3.1.2 Effect of operating conditions on the spray penetration

The spray penetration length has been widely studied using the SH injector (Naber and Siebers, 1996; Tang et al., 2017; Zhang et al., 2017), and the following equation has been developed (Naber and Siebers, 1996):

Eq. 3. The empirical equation for the spray penetration length (S)

$S=\sqrt{\frac{C_v\cdot \sqrt{2C_a}}{a\cdot \tan \left(\frac{\theta }{2}\right)}}\cdot \sqrt{\sqrt{\frac{\left(P_{inj}-P_a\right)}{{\rho }_a}}\cdot d_o\cdot t}(3)$

where $C_v$ and $C_a$ are the velocity and area contraction coefficient of the orifice, respectively, related to the discharge coefficient ($C_d=C_v{C}_a$). $\theta /2$ is the half of the dispersion angle from the orifice. $P_{inj}$ and $P_a$ are injection and ambient pressure, respectively. ${\rho }_a$ is the ambient density, $d_o$ is the orifice diameter, and $t$ is the time. $a$ is the constant term assigned to be 0.66 (Naber and Siebers, 1996). Although the above correlation was developed based on the SH injector, it can be used in the MH injector to provide helpful insight for understanding the underlying physics. Following Eq. 3, the faster penetration length may be expected for higher injection pressure and lower ambient density if the dispersion angle is not changed much.
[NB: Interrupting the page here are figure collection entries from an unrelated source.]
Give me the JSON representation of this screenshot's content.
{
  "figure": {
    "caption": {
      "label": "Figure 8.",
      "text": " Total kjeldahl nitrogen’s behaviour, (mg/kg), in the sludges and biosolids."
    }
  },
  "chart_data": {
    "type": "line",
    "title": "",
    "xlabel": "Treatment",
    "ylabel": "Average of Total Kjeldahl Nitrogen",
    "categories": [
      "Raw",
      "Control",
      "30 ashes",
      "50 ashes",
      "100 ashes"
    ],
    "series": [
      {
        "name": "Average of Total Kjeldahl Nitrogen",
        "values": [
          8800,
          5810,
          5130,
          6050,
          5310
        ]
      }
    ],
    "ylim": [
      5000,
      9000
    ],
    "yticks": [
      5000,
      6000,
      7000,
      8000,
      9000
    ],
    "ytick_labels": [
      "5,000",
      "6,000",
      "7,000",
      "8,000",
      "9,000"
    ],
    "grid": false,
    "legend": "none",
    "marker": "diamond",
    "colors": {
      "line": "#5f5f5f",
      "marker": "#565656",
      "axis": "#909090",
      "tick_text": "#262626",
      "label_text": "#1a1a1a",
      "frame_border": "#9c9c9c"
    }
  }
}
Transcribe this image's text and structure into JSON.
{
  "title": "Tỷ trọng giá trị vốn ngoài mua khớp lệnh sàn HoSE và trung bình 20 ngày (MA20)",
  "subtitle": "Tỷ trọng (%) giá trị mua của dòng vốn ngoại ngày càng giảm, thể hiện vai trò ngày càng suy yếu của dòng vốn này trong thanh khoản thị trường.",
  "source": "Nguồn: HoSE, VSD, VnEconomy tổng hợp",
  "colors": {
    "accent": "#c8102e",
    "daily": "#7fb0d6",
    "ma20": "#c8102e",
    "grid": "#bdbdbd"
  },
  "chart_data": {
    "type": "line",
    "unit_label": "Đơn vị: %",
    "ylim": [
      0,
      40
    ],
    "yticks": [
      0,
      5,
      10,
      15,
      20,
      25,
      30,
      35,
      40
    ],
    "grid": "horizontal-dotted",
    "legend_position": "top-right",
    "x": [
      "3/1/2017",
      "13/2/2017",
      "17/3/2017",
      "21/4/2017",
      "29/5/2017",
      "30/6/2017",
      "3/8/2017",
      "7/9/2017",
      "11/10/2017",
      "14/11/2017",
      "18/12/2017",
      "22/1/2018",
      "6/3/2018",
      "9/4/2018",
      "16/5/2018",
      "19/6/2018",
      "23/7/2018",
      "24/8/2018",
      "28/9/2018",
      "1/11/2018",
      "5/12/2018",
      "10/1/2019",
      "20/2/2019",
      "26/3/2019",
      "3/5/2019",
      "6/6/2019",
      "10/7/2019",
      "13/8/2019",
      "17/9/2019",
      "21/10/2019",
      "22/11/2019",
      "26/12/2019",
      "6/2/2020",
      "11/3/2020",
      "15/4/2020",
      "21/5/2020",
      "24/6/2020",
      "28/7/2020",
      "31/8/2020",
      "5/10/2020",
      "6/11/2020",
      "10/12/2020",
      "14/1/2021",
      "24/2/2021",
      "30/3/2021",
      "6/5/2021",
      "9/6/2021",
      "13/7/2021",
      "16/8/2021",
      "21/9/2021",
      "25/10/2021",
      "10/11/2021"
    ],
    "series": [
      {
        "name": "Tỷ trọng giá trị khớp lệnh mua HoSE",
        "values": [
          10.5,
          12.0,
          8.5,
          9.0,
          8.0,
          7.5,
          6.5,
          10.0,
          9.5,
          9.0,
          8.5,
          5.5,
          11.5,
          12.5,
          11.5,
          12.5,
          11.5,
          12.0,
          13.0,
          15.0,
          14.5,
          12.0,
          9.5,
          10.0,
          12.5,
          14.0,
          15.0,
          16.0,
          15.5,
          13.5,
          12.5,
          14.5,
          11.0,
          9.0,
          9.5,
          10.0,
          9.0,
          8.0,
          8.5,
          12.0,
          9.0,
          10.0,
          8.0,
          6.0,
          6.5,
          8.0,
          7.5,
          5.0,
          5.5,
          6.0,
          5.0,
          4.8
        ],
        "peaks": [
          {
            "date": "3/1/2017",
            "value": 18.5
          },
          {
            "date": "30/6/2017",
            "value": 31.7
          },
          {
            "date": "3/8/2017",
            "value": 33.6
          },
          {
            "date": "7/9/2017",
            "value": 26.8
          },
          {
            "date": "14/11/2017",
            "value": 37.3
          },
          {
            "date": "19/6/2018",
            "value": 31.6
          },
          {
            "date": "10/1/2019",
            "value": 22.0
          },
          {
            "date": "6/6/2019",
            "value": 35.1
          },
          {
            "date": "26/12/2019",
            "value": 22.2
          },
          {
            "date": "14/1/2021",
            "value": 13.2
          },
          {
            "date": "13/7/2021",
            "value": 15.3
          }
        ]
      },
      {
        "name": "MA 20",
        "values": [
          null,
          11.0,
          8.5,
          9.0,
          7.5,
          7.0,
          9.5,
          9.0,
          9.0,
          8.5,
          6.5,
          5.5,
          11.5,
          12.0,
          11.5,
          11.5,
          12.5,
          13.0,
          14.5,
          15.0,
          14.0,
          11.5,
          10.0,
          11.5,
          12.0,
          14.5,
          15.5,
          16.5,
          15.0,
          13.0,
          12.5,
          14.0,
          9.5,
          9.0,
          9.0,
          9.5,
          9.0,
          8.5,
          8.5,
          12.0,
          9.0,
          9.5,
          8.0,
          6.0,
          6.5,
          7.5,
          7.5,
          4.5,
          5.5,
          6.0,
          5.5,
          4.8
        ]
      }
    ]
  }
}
It was not possible to accurately determine the dispersion angle for the MH injector in this study due to the front-view camera setup, and thus, only spray penetration is examined.

Figures 4A–C shows the effects of (A) ambient density, (B) injection pressure, and (C) injection duration on the spray penetration length at wide ranges of engine-relevant operating conditions. The SOI is obtained following the procedure in Figure 2, and the averaged plume penetration lengths from the MH ISB injector are plotted as functions of the shifted time. Figure 4A shows the spray penetration length with different ambient density conditions at a fixed injection pressure of 1,500 bar and an injection duration of 1.5 ms. The higher penetration length was observed at lower ambient density conditions, as inferred by Eq. 3. The effects of injection pressure on the spray penetration length were also found following the general trend expressed by Eq. 3, as seen in Figure 4B, indicating that the governing physics of the spray penetration of the MH injector is similar to the SH injector. On the other hand, the injection duration from 0.5 to 1.5 ms did not show a noticeable difference, as seen in Figure 4C.

FIGURE 4

FIGURE 4. The averaged multi-hole spray penetration length as functions of (A–C) shifted time and (D–F) time, at various operating conditions: effect of, ambient density (${\mathit{\rho }}_{\mathit{a}}$), fuel injection pressure (${\mathit{P}}_{\mathit{inj}})$, and fuel injection duration (${\mathit{t}}_{\mathit{inj}}$), respectively.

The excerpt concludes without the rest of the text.